Makkelijker ingang bij werkgevers

Bovendien is NLwerktaanwerk een neutrale, onafhankelijke partij. Rijnbeek: ‘Sommige arbeidsmarktregio’s zien ons als concurrent. Die denken: we kunnen het zelf wel. Maar zij hebben een belang: kandidaten die ze ergens willen plaatsen. En dat weet een ondernemer. Dus die laat niet alles zien. Wij zijn er alleen om die ondernemer te helpen om de goede keuzes te maken, en voeren een ander gesprek.

Roossien wijst erop dat veel werkgevers ook nog helemaal niet bekend zijn met WSP’s. ‘Of ze snappen niet hoe arbeidsmarktregio’s er aan de publieke kant uitziet. Ik moet eerlijk zeggen, ik vind het ook steeds lastiger uit te leggen wat het verschil is tussen een WSP en een RMT, waar dan ook nog soms dezelfde mensen zitten. Van samenwerken worden we allemaal beter.’

Samen kunnen we meer

De belangrijkste boodschap is dus dat privaat en publiek elkaar kunnen versterken. Roossien: ‘De problematiek op de arbeidsmarkt is nooit door één partij op te lossen is. We hebben elkaar nodig. WSP’s hebben betaalde dienstverlening die wij niet kunnen bieden. Zij hebben heel veel mooie producten die wij niet hebben. En dat gaan wij ook niet doen, want dat is er al.’

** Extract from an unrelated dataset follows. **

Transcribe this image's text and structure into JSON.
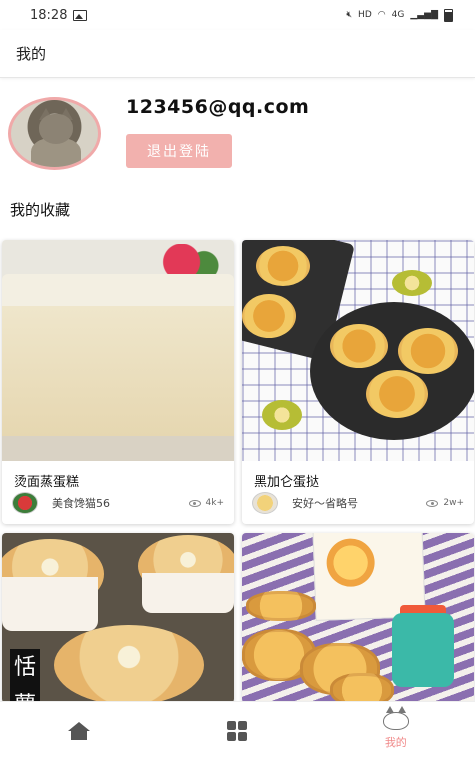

Rijnbeek doet dan ook een oproep: ‘Laten we elkaar niet als concurrent zien. We hebben allemaal onze eigen rol en belangen. Samen kunnen we werkgevers beter ondersteunen. En daarmee ook zorgen dat een heleboel mensen beter in hun werk komen zitten. Het is zorgwekkend hoeveel ziekteverzuim er is. Of hoe moeilijk het is voor jongeren om aangehaakt te raken bij bedrijven, met alle risico’s van dien, dat kunnen we alleen samen oplossen.’